File Size Matters

It just happened again. One of my students, working on a video project tried to email me the final version. Fortunately, the TWO GIGABYTE file was too big to be accepted by the UF email server. I did receive the follow-up email asking if I knew if there was something wrong with the email server because this email wasn’t going through.

Just for context, you should know a few things.

1. I teach most of my classes online.
2. The Learning Management System (Blackboard in my case) is where all assignments are turned in (no exceptions).
3. My syllabi specifically state the only time an attachment should be emailed to me is if I ask for it to be mailed to me ahead of time.

I have had instances where the LMS scrambles certain files. Our Bb server still can’t handle Flash files sent from certain Macintosh computers. If I have a student using a Macintosh in a multimedia class, I will have that student file attach a Flash file to me. I only do this AFTER we establish the fact that the LMS won’t handle the file without breaking it.

Having a student email me a file out of the blue is distressing. Everyone knows that email attachments are the primary source of modern viruses. On top of that, UF limits each user to 100 MB of total email. A couple of large email attached videos and I am out of commission.

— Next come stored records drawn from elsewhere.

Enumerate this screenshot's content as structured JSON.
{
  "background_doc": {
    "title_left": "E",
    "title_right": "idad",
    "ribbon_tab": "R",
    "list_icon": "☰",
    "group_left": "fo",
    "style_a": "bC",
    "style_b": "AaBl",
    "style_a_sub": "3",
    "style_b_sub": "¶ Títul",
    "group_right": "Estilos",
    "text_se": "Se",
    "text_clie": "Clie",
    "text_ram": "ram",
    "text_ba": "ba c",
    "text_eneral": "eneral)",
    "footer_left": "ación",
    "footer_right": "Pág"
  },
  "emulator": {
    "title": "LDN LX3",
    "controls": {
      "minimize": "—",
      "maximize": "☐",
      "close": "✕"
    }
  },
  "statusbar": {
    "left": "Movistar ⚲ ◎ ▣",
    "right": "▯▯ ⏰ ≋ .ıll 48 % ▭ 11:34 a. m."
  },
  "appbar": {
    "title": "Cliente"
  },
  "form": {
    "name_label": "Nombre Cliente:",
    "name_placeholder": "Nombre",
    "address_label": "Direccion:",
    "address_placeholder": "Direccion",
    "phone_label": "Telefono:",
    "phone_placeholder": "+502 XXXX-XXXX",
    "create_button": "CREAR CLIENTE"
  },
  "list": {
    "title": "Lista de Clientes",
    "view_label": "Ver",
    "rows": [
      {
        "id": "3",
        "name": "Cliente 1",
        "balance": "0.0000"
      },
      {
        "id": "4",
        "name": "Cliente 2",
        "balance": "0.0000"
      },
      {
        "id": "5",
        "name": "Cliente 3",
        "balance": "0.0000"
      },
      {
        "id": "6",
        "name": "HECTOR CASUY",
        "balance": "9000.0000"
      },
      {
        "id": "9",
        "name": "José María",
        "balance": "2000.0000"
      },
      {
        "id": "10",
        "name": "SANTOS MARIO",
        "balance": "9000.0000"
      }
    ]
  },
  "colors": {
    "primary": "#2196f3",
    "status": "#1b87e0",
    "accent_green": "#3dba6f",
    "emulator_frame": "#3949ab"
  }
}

When someone tries to email something that is twenty times larger than the limit I can receive, there is a bigger problem. The problem is that many users have no idea how to tell if one file is any different in size than any other file. The GUI has contributed to this problem. Even Windows Explorer doesn’t show file sizes or file extensions (don’t get me started on that) by default. If you mouse-over a file, you can get this information, but many users don’t know this or don’t use the information. Even knowing that a file is 2 GB doesn’t help. With high speed Internet, it should matter… right?

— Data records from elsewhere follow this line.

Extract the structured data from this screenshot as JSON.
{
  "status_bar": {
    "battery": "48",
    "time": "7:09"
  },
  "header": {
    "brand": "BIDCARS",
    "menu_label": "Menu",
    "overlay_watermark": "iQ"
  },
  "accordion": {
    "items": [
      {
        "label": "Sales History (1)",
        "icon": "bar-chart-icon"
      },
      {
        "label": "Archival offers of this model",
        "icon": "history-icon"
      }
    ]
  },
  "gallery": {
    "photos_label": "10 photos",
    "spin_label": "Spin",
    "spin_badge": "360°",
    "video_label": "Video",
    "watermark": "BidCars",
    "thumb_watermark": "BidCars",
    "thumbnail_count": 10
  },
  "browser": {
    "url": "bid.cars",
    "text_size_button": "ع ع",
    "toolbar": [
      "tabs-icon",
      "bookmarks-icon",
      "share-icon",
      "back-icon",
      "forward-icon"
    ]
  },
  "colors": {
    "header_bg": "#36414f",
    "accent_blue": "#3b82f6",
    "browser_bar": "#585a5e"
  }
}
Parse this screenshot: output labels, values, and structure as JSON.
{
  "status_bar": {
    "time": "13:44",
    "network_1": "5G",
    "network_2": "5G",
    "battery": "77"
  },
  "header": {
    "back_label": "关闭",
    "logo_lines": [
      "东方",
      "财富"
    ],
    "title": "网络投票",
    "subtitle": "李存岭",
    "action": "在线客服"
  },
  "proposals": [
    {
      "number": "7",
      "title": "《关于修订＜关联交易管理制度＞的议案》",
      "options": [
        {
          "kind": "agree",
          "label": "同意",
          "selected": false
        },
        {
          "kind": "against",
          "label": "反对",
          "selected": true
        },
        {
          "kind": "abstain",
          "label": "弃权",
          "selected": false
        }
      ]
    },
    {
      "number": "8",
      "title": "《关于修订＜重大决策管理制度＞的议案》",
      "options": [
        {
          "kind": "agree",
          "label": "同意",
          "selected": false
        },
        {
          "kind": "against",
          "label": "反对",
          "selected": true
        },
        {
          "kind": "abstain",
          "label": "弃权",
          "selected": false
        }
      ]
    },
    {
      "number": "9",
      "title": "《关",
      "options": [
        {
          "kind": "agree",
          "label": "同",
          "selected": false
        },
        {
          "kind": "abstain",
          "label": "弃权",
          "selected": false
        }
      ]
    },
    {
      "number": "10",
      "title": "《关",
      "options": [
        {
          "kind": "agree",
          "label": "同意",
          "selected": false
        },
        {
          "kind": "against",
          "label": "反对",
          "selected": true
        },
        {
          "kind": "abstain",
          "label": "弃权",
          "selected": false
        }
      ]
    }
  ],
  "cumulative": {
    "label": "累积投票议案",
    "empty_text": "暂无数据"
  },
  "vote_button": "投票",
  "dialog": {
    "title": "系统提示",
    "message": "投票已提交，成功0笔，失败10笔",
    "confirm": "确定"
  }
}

Email should be words. I don’t even format my email. It is plain ASCII. I would never choose to use HTML in my email. If I want to send someone an agenda, I don’t attach a Word document. An agenda is made of words just like email. I can copy and paste words from a word processor into my email and save someone the trouble of opening an attachment… that contains only words.

Do you realize the process involved in sending someone a file attachment. Since email is based on ASCII text, the email attachment must be converted to ASCII using Unix to Unix Encoding. This makes the file roughly twice as big as the binary version. This doesn’t include the extra overhead that is created by all the formatting code that goes into most binary files. An ASCII page of text is 2k. Copy the same text into Word and it becomes 4k. UUE the 4k and becomes 7k. So attaching a one page text document is like sending three and half pages of email.

Last year I received over 300 MB of file attachments. Most were only a few megabytes. The largest was 12 megabytes. If I consider only the attachments (not the accompanying email), this was more than three times the capacity of my inbox. Most of these attachments could have been avoided if senders would send links to files instead of attachments. With all the content management systems that we use to hold our information, emailing a link to something instead of an attachment saves everyone time. If I need the information, I can follow the link and I don’t have to clean it out of my attachment folder.